I have heard good things about https://www.honeycomb.io, but since PL is heavily invested into Grafana, we can use Grafana too.
- Error monitoring
→ Integrate Sentry
- Do we have strong enough Fly.io instance to handle the load?
→ We can use Fly.io dashboard to see the stats
This may require improvements in Zinnia APIs and Zinnia Runtime
-
Security [already covered]
The trouble: Station installations are permissionless and anonymous. Anybody can run a Station and it’s easy to run thousands to millions of Station instances concurrently. The code of Station Modules is open source, attackers can inspect which HTTP APIs we are calling and call them in an automated way.

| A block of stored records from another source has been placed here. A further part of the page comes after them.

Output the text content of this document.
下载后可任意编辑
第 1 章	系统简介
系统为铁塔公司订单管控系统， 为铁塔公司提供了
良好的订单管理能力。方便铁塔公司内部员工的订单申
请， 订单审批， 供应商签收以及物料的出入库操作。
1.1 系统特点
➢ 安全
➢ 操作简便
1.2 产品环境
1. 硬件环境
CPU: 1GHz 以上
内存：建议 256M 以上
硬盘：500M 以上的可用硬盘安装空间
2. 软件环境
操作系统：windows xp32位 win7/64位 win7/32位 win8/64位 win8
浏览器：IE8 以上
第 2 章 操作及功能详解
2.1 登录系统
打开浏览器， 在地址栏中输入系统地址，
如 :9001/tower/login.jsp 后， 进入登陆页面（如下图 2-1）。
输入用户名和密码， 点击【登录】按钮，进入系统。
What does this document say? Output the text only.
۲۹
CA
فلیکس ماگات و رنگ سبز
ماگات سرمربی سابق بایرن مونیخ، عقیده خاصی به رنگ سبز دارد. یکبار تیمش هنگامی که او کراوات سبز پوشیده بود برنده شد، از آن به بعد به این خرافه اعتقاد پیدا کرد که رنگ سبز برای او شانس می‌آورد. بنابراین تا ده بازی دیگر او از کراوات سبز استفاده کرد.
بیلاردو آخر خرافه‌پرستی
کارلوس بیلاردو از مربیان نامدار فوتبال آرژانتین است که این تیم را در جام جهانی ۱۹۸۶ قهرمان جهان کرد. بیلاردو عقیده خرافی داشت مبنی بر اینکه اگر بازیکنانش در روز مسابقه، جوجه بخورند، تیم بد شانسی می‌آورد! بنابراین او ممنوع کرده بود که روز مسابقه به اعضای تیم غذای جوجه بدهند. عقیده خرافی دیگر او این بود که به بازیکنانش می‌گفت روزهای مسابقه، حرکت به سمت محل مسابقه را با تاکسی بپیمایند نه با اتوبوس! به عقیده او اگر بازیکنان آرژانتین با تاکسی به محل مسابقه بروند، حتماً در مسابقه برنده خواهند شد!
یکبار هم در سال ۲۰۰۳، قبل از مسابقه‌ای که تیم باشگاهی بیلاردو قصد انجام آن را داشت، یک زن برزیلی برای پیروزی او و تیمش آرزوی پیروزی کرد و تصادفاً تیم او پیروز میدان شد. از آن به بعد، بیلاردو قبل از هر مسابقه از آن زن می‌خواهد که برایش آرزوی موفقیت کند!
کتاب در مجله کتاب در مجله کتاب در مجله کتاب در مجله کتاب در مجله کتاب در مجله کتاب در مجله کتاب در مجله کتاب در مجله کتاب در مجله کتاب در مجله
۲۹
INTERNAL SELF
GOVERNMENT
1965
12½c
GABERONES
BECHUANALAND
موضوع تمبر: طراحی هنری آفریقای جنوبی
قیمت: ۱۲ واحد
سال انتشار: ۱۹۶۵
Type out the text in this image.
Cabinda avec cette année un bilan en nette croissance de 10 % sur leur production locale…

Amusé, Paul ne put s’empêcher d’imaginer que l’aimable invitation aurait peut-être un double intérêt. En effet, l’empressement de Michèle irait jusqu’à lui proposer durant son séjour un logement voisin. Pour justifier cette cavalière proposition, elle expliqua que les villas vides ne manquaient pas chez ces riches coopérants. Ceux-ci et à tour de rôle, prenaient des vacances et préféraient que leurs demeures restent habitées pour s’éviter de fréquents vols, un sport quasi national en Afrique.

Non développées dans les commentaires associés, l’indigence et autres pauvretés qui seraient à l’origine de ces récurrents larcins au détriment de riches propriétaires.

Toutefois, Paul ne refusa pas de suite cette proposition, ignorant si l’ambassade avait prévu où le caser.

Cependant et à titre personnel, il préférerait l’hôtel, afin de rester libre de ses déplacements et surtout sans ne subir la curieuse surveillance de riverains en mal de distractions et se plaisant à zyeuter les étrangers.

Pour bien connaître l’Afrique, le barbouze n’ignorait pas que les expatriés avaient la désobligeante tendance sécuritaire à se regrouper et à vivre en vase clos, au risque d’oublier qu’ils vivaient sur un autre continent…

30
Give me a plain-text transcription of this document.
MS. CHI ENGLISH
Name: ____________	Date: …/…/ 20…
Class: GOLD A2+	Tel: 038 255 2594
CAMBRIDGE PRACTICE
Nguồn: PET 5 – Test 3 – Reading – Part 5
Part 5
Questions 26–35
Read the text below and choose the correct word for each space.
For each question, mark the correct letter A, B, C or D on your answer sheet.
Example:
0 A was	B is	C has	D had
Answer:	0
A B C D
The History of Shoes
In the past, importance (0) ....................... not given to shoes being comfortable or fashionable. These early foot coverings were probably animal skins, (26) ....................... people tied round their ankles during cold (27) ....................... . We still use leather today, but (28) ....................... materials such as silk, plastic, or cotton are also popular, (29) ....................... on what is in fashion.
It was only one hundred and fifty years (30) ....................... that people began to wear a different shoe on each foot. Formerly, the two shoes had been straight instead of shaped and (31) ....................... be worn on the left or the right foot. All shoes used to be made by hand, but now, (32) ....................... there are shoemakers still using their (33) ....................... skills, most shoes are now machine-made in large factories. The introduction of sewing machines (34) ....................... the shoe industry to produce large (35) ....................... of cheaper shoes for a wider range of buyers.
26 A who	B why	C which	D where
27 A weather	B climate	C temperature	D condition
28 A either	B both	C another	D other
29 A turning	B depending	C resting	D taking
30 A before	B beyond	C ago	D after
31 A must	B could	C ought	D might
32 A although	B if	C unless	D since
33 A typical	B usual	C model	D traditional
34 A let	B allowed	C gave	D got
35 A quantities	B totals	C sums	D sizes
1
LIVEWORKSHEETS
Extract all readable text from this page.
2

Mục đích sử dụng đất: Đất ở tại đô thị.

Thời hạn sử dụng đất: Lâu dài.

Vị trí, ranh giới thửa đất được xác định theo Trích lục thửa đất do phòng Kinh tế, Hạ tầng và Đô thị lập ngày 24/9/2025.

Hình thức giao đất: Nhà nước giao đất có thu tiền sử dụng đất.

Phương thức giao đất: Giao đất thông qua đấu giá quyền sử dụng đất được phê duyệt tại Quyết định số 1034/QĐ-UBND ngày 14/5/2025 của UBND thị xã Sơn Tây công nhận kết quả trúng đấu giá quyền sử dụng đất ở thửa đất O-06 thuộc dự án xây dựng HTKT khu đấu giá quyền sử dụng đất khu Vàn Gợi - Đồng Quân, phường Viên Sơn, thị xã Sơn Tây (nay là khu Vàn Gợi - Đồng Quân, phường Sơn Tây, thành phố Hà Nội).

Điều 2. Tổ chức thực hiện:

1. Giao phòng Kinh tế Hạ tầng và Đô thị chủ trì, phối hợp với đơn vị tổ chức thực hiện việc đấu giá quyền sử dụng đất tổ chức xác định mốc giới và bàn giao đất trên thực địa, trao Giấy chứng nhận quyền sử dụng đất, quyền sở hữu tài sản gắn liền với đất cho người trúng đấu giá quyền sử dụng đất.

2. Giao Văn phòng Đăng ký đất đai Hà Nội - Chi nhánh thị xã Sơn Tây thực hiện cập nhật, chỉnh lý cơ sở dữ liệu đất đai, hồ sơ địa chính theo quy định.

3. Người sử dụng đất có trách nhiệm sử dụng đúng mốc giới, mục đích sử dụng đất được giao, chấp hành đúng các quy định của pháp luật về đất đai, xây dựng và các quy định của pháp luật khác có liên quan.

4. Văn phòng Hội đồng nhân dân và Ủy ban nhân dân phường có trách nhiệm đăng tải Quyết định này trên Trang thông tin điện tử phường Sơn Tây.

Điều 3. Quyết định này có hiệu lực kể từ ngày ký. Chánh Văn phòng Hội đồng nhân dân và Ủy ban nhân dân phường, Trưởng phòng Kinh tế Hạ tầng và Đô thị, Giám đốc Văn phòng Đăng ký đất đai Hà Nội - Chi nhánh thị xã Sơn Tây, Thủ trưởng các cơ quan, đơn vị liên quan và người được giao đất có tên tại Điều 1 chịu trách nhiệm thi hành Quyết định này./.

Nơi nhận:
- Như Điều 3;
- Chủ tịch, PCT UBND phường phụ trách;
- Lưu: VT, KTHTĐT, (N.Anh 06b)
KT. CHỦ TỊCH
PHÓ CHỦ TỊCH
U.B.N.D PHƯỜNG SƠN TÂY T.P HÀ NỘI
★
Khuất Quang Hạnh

It’s easy to flood our backend services.
- We need to setup reasonable spending limits on the infrastructure running Orchestrator and Ingester, so that a flood of requests causes DoS but not an astronomical bill to pay.
- This should be already covered, we will rely on spending limits provided by Fly.io.
M2 Jun 30th (+/- 1 week): Lassie Retrievals
[12 days + 6 days for unknown unknowns = 3-5 weeks]
Replace the code making HTTP requests to IPFS Gateway with a retrieval client like Lassie.
Important: Retrieval requests from this module should be indistinguishable from “legit” requests made by other actors in the network (e.g. Saturn). Otherwise SPs can prioritise checker requests over regular traffic.